Nell’ambito dell’Osservatorio Ultrabroadband, CorCom e EY presentano una ricerca condotta su un campione di 11mila aree circa lo stato della connettività dei distretti e delle aree industriali nel nostro Paese. La fotografia presentata mette in evidenza una situazione decisamente allarmante per il nostro Paese.

 

“Solo un terzo delle zone censite risulta raggiunto da servizi oltre i 30 Mbps”. Infatti oltre 7.000 aree industriali italiane risultano prive di connessione in fibra oltre i 30 Mbps e in 1.700 di quelle considerate di piccole dimensioni i servizi broadband di rete fissa non sono minimamente disponibili.


Il dato è preoccupante, soprattutto se si considera che la mancanza di connessioni ad alta velocità rende difficile non solo l’innovazione digitale promossa dal piano Industria 4.0, ma anche solo la predisposizione dei servizi digitali di base risulta compromessa in mancanza di una rete abilitante.
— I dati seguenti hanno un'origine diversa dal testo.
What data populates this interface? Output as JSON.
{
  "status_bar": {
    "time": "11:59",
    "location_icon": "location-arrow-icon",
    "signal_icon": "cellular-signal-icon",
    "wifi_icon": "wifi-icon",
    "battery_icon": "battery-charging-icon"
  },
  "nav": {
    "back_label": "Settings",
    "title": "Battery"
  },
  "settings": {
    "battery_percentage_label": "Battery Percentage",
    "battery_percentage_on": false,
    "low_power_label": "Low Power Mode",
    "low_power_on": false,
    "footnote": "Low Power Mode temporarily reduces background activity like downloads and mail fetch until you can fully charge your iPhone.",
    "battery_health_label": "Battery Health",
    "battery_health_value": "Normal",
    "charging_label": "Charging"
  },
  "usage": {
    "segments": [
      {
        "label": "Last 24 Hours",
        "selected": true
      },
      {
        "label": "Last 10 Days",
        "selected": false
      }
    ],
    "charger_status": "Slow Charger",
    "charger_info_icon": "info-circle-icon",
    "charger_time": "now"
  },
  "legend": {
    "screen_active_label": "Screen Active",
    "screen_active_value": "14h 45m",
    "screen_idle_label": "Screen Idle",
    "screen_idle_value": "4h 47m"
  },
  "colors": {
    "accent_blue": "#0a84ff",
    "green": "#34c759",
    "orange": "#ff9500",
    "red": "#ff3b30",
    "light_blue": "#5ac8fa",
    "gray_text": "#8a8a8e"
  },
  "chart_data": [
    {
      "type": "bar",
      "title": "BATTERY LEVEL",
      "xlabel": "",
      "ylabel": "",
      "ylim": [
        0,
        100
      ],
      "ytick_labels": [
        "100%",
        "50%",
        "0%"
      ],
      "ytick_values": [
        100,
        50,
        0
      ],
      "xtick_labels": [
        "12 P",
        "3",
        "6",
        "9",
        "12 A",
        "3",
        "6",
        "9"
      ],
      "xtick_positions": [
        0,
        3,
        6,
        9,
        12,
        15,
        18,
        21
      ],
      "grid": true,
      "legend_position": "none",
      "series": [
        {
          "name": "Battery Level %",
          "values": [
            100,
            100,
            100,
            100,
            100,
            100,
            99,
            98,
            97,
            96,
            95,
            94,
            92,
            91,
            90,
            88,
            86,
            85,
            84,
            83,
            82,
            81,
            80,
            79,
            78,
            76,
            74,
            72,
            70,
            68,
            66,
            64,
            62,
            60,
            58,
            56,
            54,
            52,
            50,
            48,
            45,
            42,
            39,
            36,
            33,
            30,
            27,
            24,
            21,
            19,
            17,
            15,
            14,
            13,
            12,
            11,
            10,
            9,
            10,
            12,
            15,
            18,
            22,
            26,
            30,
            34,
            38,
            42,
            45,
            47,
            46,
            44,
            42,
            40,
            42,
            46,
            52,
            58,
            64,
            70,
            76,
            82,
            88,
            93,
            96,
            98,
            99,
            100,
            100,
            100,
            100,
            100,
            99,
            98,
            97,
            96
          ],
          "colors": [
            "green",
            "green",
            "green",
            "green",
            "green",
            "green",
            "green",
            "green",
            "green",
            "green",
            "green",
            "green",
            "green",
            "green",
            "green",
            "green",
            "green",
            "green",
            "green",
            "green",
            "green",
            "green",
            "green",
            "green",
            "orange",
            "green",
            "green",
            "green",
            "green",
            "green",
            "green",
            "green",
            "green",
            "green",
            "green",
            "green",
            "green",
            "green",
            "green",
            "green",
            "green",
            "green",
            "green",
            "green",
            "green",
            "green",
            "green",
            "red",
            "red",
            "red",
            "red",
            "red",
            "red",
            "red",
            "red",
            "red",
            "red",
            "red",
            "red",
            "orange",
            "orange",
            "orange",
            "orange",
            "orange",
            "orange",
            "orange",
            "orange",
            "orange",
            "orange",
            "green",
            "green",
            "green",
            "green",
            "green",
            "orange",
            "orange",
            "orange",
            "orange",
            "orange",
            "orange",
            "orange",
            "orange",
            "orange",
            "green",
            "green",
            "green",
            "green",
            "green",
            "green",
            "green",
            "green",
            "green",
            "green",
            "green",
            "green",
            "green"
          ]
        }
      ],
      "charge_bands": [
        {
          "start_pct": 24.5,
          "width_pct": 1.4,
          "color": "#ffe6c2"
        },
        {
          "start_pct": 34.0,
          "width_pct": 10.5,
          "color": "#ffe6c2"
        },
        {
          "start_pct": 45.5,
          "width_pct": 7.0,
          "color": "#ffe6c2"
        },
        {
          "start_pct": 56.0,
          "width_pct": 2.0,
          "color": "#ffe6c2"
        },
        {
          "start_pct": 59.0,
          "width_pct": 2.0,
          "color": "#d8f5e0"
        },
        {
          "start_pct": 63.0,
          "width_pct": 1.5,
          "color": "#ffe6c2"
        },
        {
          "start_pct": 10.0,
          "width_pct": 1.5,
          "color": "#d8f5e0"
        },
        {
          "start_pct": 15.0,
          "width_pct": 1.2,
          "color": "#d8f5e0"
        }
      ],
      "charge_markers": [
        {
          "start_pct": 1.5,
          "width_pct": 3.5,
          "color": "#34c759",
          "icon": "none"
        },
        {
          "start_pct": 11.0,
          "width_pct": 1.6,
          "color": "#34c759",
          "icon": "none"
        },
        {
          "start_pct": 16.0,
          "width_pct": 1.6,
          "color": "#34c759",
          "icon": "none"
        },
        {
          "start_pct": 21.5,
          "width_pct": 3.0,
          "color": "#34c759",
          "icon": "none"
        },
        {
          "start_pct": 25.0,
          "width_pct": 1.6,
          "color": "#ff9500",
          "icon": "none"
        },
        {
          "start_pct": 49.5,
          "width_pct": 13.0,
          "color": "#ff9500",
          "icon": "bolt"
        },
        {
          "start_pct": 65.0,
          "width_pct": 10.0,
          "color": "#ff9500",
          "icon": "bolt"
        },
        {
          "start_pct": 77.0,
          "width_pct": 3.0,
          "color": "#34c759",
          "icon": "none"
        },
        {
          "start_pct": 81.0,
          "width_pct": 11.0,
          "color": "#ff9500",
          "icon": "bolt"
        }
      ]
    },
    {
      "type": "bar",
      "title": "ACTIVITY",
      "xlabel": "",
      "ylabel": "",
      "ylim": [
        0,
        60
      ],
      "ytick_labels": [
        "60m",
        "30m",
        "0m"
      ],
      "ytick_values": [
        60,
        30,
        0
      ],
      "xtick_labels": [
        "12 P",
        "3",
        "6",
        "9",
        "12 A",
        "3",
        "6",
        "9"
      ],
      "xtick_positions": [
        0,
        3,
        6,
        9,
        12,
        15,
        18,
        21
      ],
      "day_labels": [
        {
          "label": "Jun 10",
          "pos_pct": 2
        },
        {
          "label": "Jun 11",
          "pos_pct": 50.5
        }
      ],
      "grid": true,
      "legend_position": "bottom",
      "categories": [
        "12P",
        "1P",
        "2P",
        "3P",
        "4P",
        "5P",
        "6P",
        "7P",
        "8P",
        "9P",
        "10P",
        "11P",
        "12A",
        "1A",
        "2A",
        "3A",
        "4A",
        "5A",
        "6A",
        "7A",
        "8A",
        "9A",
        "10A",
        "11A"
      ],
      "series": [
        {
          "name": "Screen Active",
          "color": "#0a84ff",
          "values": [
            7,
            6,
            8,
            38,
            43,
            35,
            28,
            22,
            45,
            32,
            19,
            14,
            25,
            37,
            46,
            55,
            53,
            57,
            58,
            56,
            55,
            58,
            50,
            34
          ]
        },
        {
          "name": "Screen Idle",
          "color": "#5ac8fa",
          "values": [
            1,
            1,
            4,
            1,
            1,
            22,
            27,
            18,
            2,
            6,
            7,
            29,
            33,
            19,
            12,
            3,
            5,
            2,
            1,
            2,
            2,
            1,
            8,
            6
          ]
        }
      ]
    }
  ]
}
Nelle aree grigie si concentra infatti il 65% delle imprese italiane e stando alla mappatura di governo ammontano a oltre 19 milioni i numeri civici che fanno capo alle aree grigie, corrispondenti a circa 25,5 milioni di unità immobiliari.

Il Piano Industria 4.0 promosso dal Ministero per lo Sviluppo Economico sta portando ottimi risultati, soprattutto per quanto riguarda l’accesso da parte delle aziende italiane agli incentivi per il superammortamento legato agli acquisti di macchinari e piattaforme di nuova generazione. La mancanza di un’infrastruttura di rete in grado di abilitare la digitalizzazione del comparto industriale nazionale e il recupero della competitività per le imprese, rischia di limitare fortemente i risultati sperati.

Il Piano di investimenti per le aree grigie annunciato dal Mise consente però di sperare in una ripresa di queste aree industriali, le quali rischiano altrimenti di restare ai margini dello sviluppo e della Crescita del Paese. Il MISE si propone di raggiungere già nel 2020 gli obiettivi dell’agenda digitale europea e per il 2025 quelli messi nero su bianco nella Comunicazione della Commissione europea sulla Giga society: l’intervento pubblico intende sostenere progetti di investimento in reti a velocità di 1 Giga simmetrico, assolutamente all’altezza delle aspettative dell’Unione e rispondente alle necessità di imprese, organizzazioni e cittadini.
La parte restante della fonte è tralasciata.